NOTE 1. p. 78. 1. 48.

To think that now the townsman wanders forth.

"THERE cannot be a more pleasing or a more consolatory idea presented to the human mind, than that of one universal pause of labour throughout the whole Christian world at the same moment of time; diffusing rest, comfort, and peace, through a large part of the habitable globe, and affording ease and refreshment, not only to the lowest part of our own species, but to their fellow-labourers in the brute creation. Even these

are enabled to join in this silent act of adoration, this mute kind of homage to the great Lord of all and although they are incapable of any sentiments of religion, yet by this means they become sharers in the blessings of it. Every man of the least sensibility must see, must feel the beauty and utility of such an institution as this; and must see, at the same time, the cruelty of invading this most valuable privilege of the inferior class of mankind, and breaking in upon that sacred repose which God himself has, in pity to their sufferings, given to those that stand most in need of it. It was a point in which it highly became the majesty and the goodness of Heaven itself to interpose. And happy was it for the world that it did so.

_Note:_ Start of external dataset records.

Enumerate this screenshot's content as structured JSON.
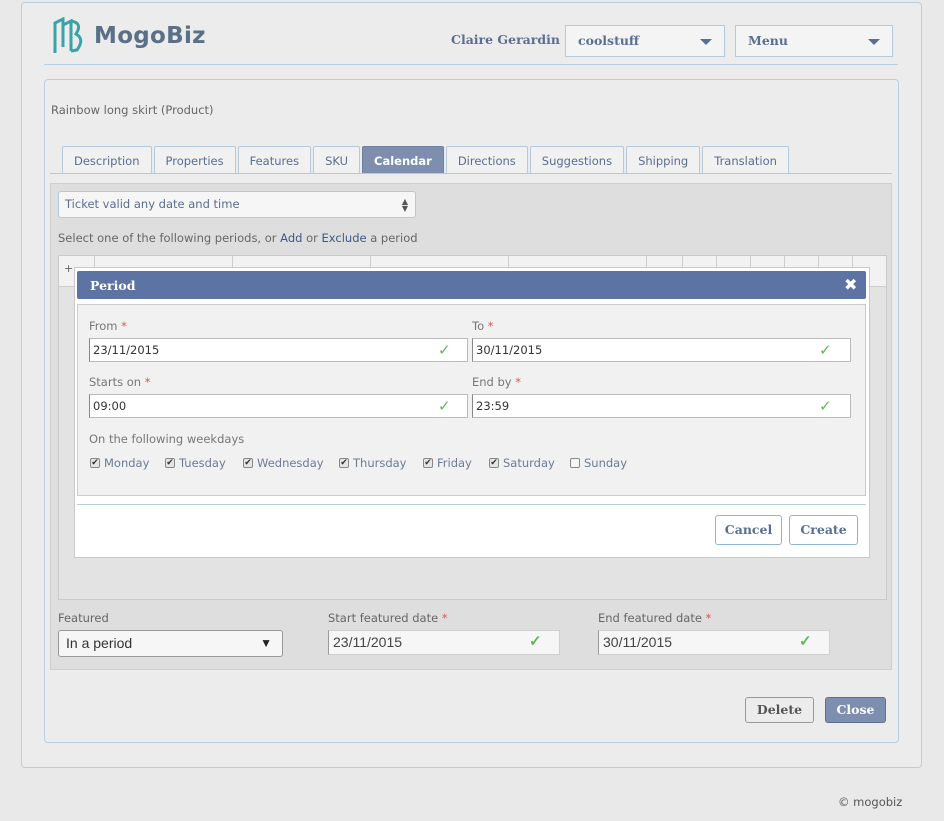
{
  "header": {
    "app_name": "MogoBiz",
    "user_name": "Claire Gerardin",
    "store_select": "coolstuff",
    "menu_select": "Menu"
  },
  "product": {
    "title": "Rainbow long skirt (Product)"
  },
  "tabs": [
    {
      "label": "Description"
    },
    {
      "label": "Properties"
    },
    {
      "label": "Features"
    },
    {
      "label": "SKU"
    },
    {
      "label": "Calendar",
      "active": true
    },
    {
      "label": "Directions"
    },
    {
      "label": "Suggestions"
    },
    {
      "label": "Shipping"
    },
    {
      "label": "Translation"
    }
  ],
  "calendar": {
    "ticket_type": "Ticket valid any date and time",
    "instructions_prefix": "Select one of the following periods, or",
    "add_link": "Add",
    "or_text": "or",
    "exclude_link": "Exclude",
    "instructions_suffix": "a period",
    "table_first_header": "+"
  },
  "featured": {
    "label": "Featured",
    "value": "In a period",
    "start_label": "Start featured date",
    "start_value": "23/11/2015",
    "end_label": "End featured date",
    "end_value": "30/11/2015",
    "required_mark": "*"
  },
  "footer_buttons": {
    "delete": "Delete",
    "close": "Close"
  },
  "copyright": "© mogobiz",
  "modal": {
    "title": "Period",
    "close_glyph": "✖",
    "from_label": "From",
    "from_value": "23/11/2015",
    "to_label": "To",
    "to_value": "30/11/2015",
    "starts_label": "Starts on",
    "starts_value": "09:00",
    "end_label": "End by",
    "end_value": "23:59",
    "weekdays_label": "On the following weekdays",
    "weekdays": [
      {
        "label": "Monday",
        "checked": true
      },
      {
        "label": "Tuesday",
        "checked": true
      },
      {
        "label": "Wednesday",
        "checked": true
      },
      {
        "label": "Thursday",
        "checked": true
      },
      {
        "label": "Friday",
        "checked": true
      },
      {
        "label": "Saturday",
        "checked": true
      },
      {
        "label": "Sunday",
        "checked": false
      }
    ],
    "cancel": "Cancel",
    "create": "Create"
  },
  "colors": {
    "accent": "#5c73a4",
    "active_tab": "#7d8eae",
    "valid_check": "#5cb85c",
    "required": "#d9534f"
  }
}
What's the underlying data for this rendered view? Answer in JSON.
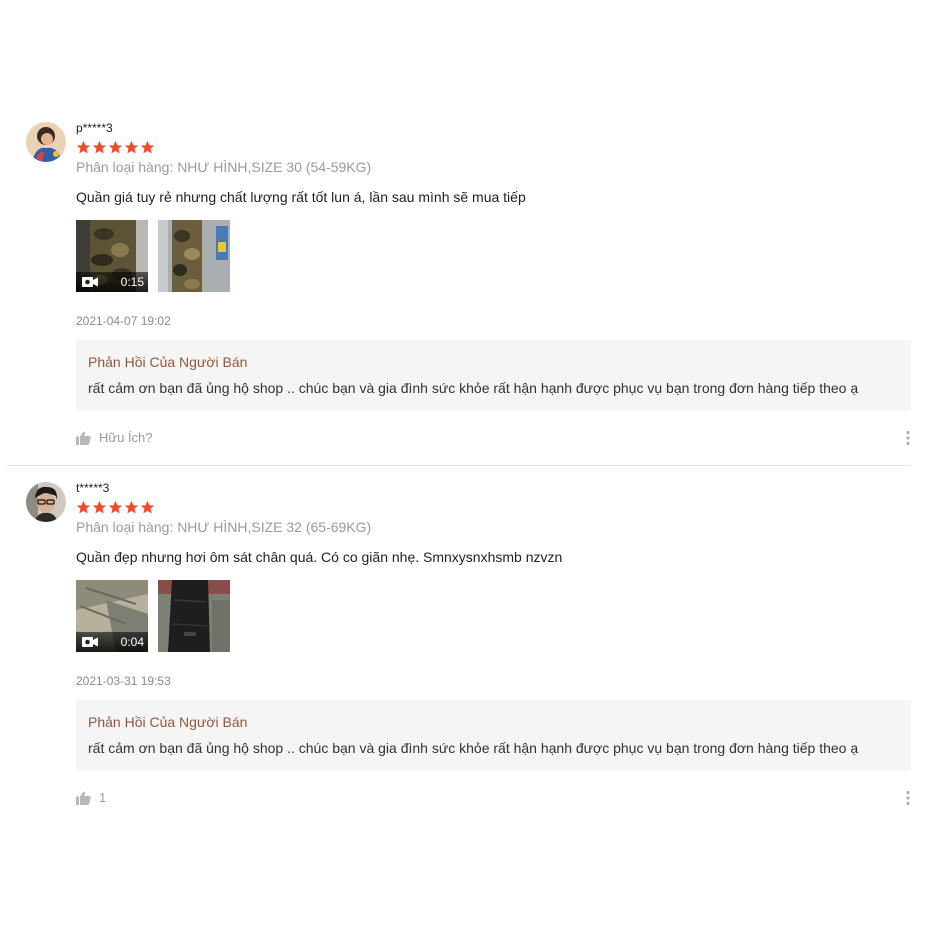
{
  "colors": {
    "star": "#ee4d2d",
    "reply_title": "#8b5a3c",
    "reply_bg": "#f5f5f5"
  },
  "reviews": [
    {
      "username": "p*****3",
      "rating": 5,
      "variant": "Phân loại hàng: NHƯ HÌNH,SIZE 30 (54-59KG)",
      "comment": "Quần giá tuy rẻ nhưng chất lượng rất tốt lun á, lần sau mình sẽ mua tiếp",
      "media": [
        {
          "type": "video",
          "duration": "0:15",
          "icon": "video-camera-icon"
        },
        {
          "type": "image"
        }
      ],
      "time": "2021-04-07 19:02",
      "seller_reply": {
        "title": "Phản Hồi Của Người Bán",
        "text": "rất cảm ơn bạn đã ủng hộ shop .. chúc bạn và gia đình sức khỏe rất hận hạnh được phục vụ bạn trong đơn hàng tiếp theo ạ"
      },
      "like_label": "Hữu Ích?"
    },
    {
      "username": "t*****3",
      "rating": 5,
      "variant": "Phân loại hàng: NHƯ HÌNH,SIZE 32 (65-69KG)",
      "comment": "Quần đẹp nhưng hơi ôm sát chân quá. Có co giãn nhẹ. Smnxysnxhsmb nzvzn",
      "media": [
        {
          "type": "video",
          "duration": "0:04",
          "icon": "video-camera-icon"
        },
        {
          "type": "image"
        }
      ],
      "time": "2021-03-31 19:53",
      "seller_reply": {
        "title": "Phản Hồi Của Người Bán",
        "text": "rất cảm ơn bạn đã ủng hộ shop .. chúc bạn và gia đình sức khỏe rất hận hạnh được phục vụ bạn trong đơn hàng tiếp theo ạ"
      },
      "like_label": "1"
    }
  ]
}
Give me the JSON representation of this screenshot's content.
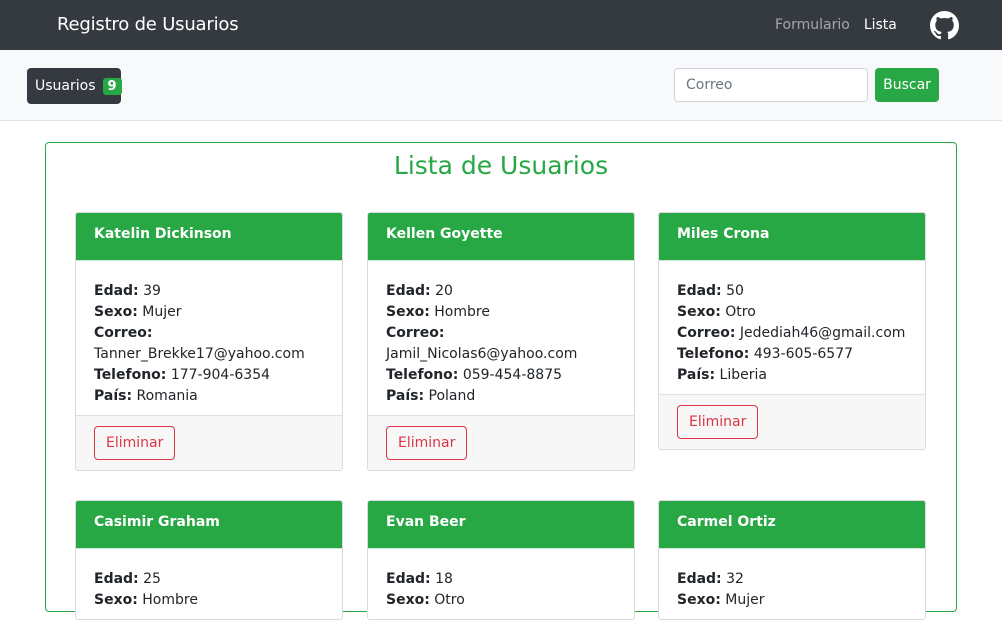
{
  "navbar": {
    "brand": "Registro de Usuarios",
    "links": [
      "Formulario",
      "Lista"
    ],
    "active_link": "Lista",
    "github_icon": "github-icon"
  },
  "toolbar": {
    "users_label": "Usuarios",
    "users_count": "9",
    "search_placeholder": "Correo",
    "search_button": "Buscar"
  },
  "main": {
    "title": "Lista de Usuarios",
    "labels": {
      "edad": "Edad:",
      "sexo": "Sexo:",
      "correo": "Correo:",
      "telefono": "Telefono:",
      "pais": "País:"
    },
    "delete_label": "Eliminar",
    "cards": [
      {
        "name": "Katelin Dickinson",
        "edad": "39",
        "sexo": "Mujer",
        "correo": "Tanner_Brekke17@yahoo.com",
        "telefono": "177-904-6354",
        "pais": "Romania"
      },
      {
        "name": "Kellen Goyette",
        "edad": "20",
        "sexo": "Hombre",
        "correo": "Jamil_Nicolas6@yahoo.com",
        "telefono": "059-454-8875",
        "pais": "Poland"
      },
      {
        "name": "Miles Crona",
        "edad": "50",
        "sexo": "Otro",
        "correo": "Jedediah46@gmail.com",
        "telefono": "493-605-6577",
        "pais": "Liberia"
      },
      {
        "name": "Casimir Graham",
        "edad": "25",
        "sexo": "Hombre"
      },
      {
        "name": "Evan Beer",
        "edad": "18",
        "sexo": "Otro"
      },
      {
        "name": "Carmel Ortiz",
        "edad": "32",
        "sexo": "Mujer"
      }
    ]
  },
  "colors": {
    "navbar": "#343a40",
    "accent": "#28a745",
    "danger": "#dc3545"
  }
}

For, had man, unfeeling man, been left to himself, with no other spur to compassion than natural instinct, or unassisted reason, there is but too much ground to apprehend, he would have been deaf to the cries of his labouring brethren, would have harassed and worn them out with incessant toil; and when they implored,

by looks and signs of distress, some little intermission, would perhaps have answered them in the language of Pharaoh's task-masters, " Ye are idle, ye are idle. There shall not aught of your daily tasks be diminished; let more work be laid upon them, that they may labour therein," ExOD. v. 9. 11. 17.

"That this is no uncandid representation of the natural hardness of the human heart, till it is subdued and softened by the influences of divine grace, we have but too many unanswerable proofs, in the savage treatment which the slaves of the ancients, even of the most civilized and polished ancients, met with from their unrelenting masters. To them, alas! there was no Sabbath, no seventh day of rest! The whole week, the whole year, was, in general, with but few exceptions, one uninterrupted round of labour, tyranny, and oppression."-PORTEUS.